Initially the Jesus movement used baptism, like John had used it, as a sign of participation in God’s renewal – preparation for divine service. For Paul, the waters of baptism symbolized Christ’s death, and coming out of the waters, new life. Note that Paul’s theology contained that notion that baptism signalled the end of club-like privilege along class, gender, and religious/racial lines – for when you came out of the water you were in a new reality – what Jesus called the kingdom of God.
It is not difficult to see how these baptismal practices could develop into an entry requirement into a new select group. So instead of Jesus practice of welcoming and valuing all, particularly the least, the church began increasingly to demarcate between those who were baptised and those who weren’t; with privileges going to the former. Baptism was the line between ‘them’ and ‘us’. Within a few centuries the church became the new club.

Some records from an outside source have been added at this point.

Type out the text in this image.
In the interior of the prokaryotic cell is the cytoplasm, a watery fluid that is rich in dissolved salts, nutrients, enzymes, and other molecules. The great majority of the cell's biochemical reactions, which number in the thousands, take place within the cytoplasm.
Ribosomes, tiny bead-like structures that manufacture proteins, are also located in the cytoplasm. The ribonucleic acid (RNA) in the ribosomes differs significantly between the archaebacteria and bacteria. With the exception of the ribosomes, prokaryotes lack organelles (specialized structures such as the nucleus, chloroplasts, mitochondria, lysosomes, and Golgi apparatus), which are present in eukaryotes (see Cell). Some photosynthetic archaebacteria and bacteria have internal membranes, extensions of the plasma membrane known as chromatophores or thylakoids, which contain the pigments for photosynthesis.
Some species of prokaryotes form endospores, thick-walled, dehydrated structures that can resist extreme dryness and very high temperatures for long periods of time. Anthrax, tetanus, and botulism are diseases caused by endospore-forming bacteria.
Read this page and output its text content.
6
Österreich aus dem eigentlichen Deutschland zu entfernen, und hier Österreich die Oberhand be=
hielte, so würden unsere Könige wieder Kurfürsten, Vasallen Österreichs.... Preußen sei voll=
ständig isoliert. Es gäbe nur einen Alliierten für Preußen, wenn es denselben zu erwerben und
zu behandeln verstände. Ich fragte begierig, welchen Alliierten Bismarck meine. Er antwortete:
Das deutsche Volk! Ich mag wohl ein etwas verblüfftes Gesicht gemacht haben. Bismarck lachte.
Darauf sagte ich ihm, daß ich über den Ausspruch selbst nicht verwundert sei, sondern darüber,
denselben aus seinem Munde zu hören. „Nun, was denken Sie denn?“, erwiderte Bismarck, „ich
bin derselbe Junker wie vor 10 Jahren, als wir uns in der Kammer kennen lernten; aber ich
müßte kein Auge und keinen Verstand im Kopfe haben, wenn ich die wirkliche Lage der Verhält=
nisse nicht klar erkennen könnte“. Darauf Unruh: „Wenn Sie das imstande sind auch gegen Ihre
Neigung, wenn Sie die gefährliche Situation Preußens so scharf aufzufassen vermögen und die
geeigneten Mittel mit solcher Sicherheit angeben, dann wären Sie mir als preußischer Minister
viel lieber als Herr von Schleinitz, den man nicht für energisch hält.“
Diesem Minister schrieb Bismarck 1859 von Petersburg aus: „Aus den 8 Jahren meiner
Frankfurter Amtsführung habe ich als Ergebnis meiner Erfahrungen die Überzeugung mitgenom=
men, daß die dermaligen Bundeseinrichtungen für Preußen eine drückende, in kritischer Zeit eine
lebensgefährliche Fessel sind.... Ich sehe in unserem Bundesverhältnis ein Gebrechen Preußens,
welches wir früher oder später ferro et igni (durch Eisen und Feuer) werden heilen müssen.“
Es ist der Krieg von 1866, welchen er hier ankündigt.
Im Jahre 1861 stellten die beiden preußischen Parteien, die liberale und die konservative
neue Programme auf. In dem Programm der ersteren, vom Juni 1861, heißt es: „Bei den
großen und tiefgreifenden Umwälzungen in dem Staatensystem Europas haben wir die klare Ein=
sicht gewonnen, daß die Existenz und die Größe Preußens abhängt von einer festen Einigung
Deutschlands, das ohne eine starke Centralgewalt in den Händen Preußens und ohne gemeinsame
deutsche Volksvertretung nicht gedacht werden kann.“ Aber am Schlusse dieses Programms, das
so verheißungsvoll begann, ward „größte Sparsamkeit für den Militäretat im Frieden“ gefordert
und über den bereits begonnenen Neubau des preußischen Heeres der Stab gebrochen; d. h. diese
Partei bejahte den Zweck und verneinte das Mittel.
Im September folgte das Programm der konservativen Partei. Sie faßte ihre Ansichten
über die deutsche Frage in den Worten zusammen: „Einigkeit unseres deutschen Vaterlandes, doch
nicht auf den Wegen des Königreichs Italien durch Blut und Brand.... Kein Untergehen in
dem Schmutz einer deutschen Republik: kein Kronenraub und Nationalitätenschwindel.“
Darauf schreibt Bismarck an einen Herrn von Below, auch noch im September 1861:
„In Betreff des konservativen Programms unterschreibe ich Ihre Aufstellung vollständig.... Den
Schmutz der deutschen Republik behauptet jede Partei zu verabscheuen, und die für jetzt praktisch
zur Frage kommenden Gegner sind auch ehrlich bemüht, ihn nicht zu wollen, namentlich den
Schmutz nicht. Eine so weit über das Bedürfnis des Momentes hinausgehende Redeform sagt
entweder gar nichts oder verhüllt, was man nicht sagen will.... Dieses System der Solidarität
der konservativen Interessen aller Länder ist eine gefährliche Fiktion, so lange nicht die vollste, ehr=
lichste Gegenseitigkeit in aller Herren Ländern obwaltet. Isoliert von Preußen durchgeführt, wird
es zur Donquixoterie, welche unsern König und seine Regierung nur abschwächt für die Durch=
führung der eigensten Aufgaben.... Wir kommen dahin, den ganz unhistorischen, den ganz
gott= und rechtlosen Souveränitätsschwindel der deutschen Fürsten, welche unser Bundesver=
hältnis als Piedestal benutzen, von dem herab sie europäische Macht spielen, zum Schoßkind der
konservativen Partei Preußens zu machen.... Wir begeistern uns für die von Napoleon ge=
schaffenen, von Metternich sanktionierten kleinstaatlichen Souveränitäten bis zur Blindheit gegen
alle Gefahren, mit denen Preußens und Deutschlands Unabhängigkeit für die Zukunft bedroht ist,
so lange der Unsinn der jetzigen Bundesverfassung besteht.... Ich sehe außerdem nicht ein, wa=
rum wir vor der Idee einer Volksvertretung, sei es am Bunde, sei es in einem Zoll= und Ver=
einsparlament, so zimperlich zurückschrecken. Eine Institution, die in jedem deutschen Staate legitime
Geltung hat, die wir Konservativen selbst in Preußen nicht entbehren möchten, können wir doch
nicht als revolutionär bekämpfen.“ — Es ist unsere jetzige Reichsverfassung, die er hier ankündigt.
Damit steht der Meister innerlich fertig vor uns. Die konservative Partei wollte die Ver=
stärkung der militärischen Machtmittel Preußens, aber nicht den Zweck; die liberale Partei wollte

There was a time, not so long ago, that many children in our society, whether their parents were on church membership rolls or not, where brought to be baptised. It was seen as a nice ritual to celebrate the blessing that this new child was in their families’ lives. That time, for most protestant churches in New Zealand, ended somewhere around the 1970s.
Some ministers found this practice of baptising children whose parents they did not know, or had ever seen before, very difficult. For most of those ministers I suspect, they saw baptism primarily as a commitment ritual of the child [or the parents as surrogates] committing him/herself to God and to the community of the church, rather than as a ritual celebrating the commitment of God, and the commitment of the church, to not only this child but to each and every child on the planet.
Yet I and other ministers have always looked forward to welcoming and baptising children who were not known to us, and not on any parish membership lists. Apart from the sheer delight in being and celebrating with children and their families the rite of baptism declares foundational truths:
Baptism this isn’t a ticket to heaven, you are already in heaven – in the embrace of God.
Baptism isn’t an entry into a select club, the whole of humanity belongs in God.
Baptism isn’t a signing up to a bunch of doctrinal formulas, it is a declaration that God loves you unconditionally, and God is faithful.
Baptism isn’t about wiping out a child’s ‘original sin’ – children aren’t born bad, they are born beautiful. There is no ‘original sin’, only ‘original goodness’.
Embrace, belonging, love, and goodness. These are indeed worth celebrating.